Days of Future Passed (1967) is a musical treasure and an essential album for anyone who does not live in a cave and scratch his/her private parts in public. This is an album that bridges generations and spans genres; in fact, the longtime (and decidedly conservative) classical musical critic of the Detroit Free Press, the late John Guinn, said simply that Days of Future Passed was an album he "cherished". That speaks volumes for the reach of this album. The Moody Blues advanced the "progressive rock" genre before anyone coined such a term, and the album was quite beyond anything recorded on the rock scene in the 1960s and has never been duplicated since. The Beatles and Procol Harum teased their fans with string arrangements and bits of Bach, The Who wrote rock pseudo-operas, and Frank Zappa toyed with symphonic compositions, but there had never before been a rock group completely integrated with an orchestra for an entire album.

Originally conceived by the Decca label as a means to trumpet the new stereophonic sound and advanced recording techniques of its Deram division, The Moody Blues were to have gone in studio with an orchestra to provide a rock version of Antonín Dvorák's Symphony No. 9 in E minor (better known as the New World Symphony). Supposedly, the band had other ideas and, without the label's knowledge, based the entire album on the concept of a day in the life of an individual, an "everyman". Whether or not this is true is up for conjecture; but this is the stuff of rock legend, so why mess with it?

Sonorous and seductive, naďve but nuanced, playful yet profound ? Days of Future Passed succeeds on many levels as a means of aural gratification, particularly because it is hauntingly, even achingly beautiful in spots. I would suggest that the enchanting "Forever Afternoon (Tuesday?)" and the epic ode to luxury bed sheets "Nights in White Satin" are two of the greatest love songs ever written. Also of note is the stirring poem "Morning Glory", followed by the exquisite "Dawn is a Feeling" (great with coffee on the patio on a summer morning), the majestic "The Sunset", and "Twilight Time" with its memorable lines "A nightingale plays a dark mellow phrase/Of notes that are rich and so true/An aerial display by the firefly brigade/Dancing to tunes no one knew."

From a compositional perspective, the songwriting responsibilities for the album were divided evenly between the various members of the Moodys: Justin Hayward ("Tuesday Afternoon" and "Nights in White Satin"), Mike Pinder ("Dawn is a Feeling" and "The Sunset"), John Lodge ("Peak Hour" and "Evening Time to Get Away"), Ray Thomas ("Another Morning" and "Twilight Time"), and even drummer Graeme Edge got to lend a hand (having penned the poems "Morning Glory" and "Late Lament").

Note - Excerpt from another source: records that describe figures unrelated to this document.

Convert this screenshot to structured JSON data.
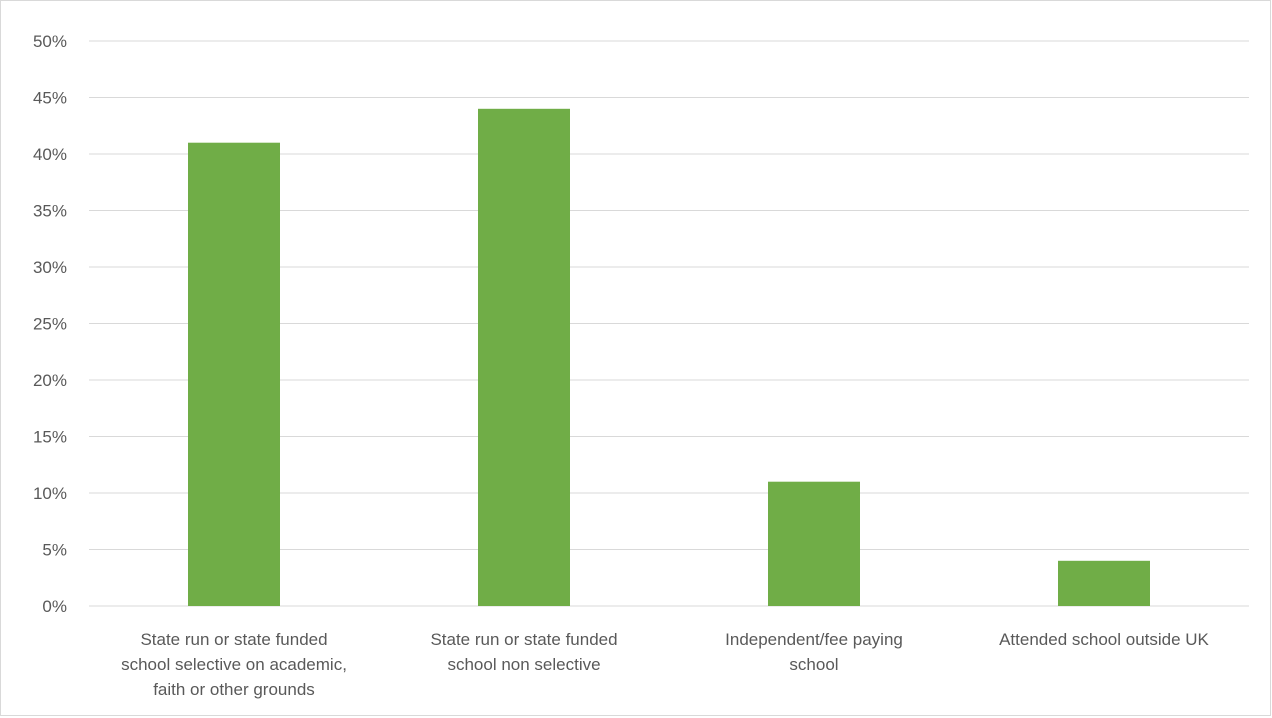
{
  "chart_data": {
    "type": "bar",
    "categories": [
      [
        "State run or state funded",
        "school selective on academic,",
        "faith or other grounds"
      ],
      [
        "State run or state funded",
        "school non selective"
      ],
      [
        "Independent/fee paying",
        "school"
      ],
      [
        "Attended school outside UK"
      ]
    ],
    "values": [
      41,
      44,
      11,
      4
    ],
    "value_format": "percent",
    "ylim": [
      0,
      50
    ],
    "yticks": [
      "0%",
      "5%",
      "10%",
      "15%",
      "20%",
      "25%",
      "30%",
      "35%",
      "40%",
      "45%",
      "50%"
    ],
    "grid": true,
    "legend": "none",
    "colors": {
      "bar": "#70ad47",
      "grid": "#d9d9d9",
      "text": "#595959",
      "border": "#d9d9d9"
    }
  }
}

Just as importantly, the use of the London Festival Orchestra (conducted by Peter Knight, who also composed the orchestral themes for the album) is an integral part of the album as a whole, rather than an afterthought simply to give a rock band a classical flair. The orchestra and the band have separate musical themes as the album progresses, sections that both reflect and enhance the other (with Mike Pinder's innovative use of the mellotron amply filling in for the symphonic strings during the Moody's sequences), and only during "Night in White Satin" do the two slowly intertwine, meeting in full at last for a magnificent crescendo as the song reaches its climax. The dark and melancholy poem "Late Lament" is also a memorable moment in rock history, and an appropriate ending for a day in the life as written by the Moody Blues: "?Cold hearted orb that rules the night/Removes the colours from our sight/Red is gray and yellow white/But we decide which is right/And which is an illusion?"

No sir, they just don't make 'em like that no more. More's the pity.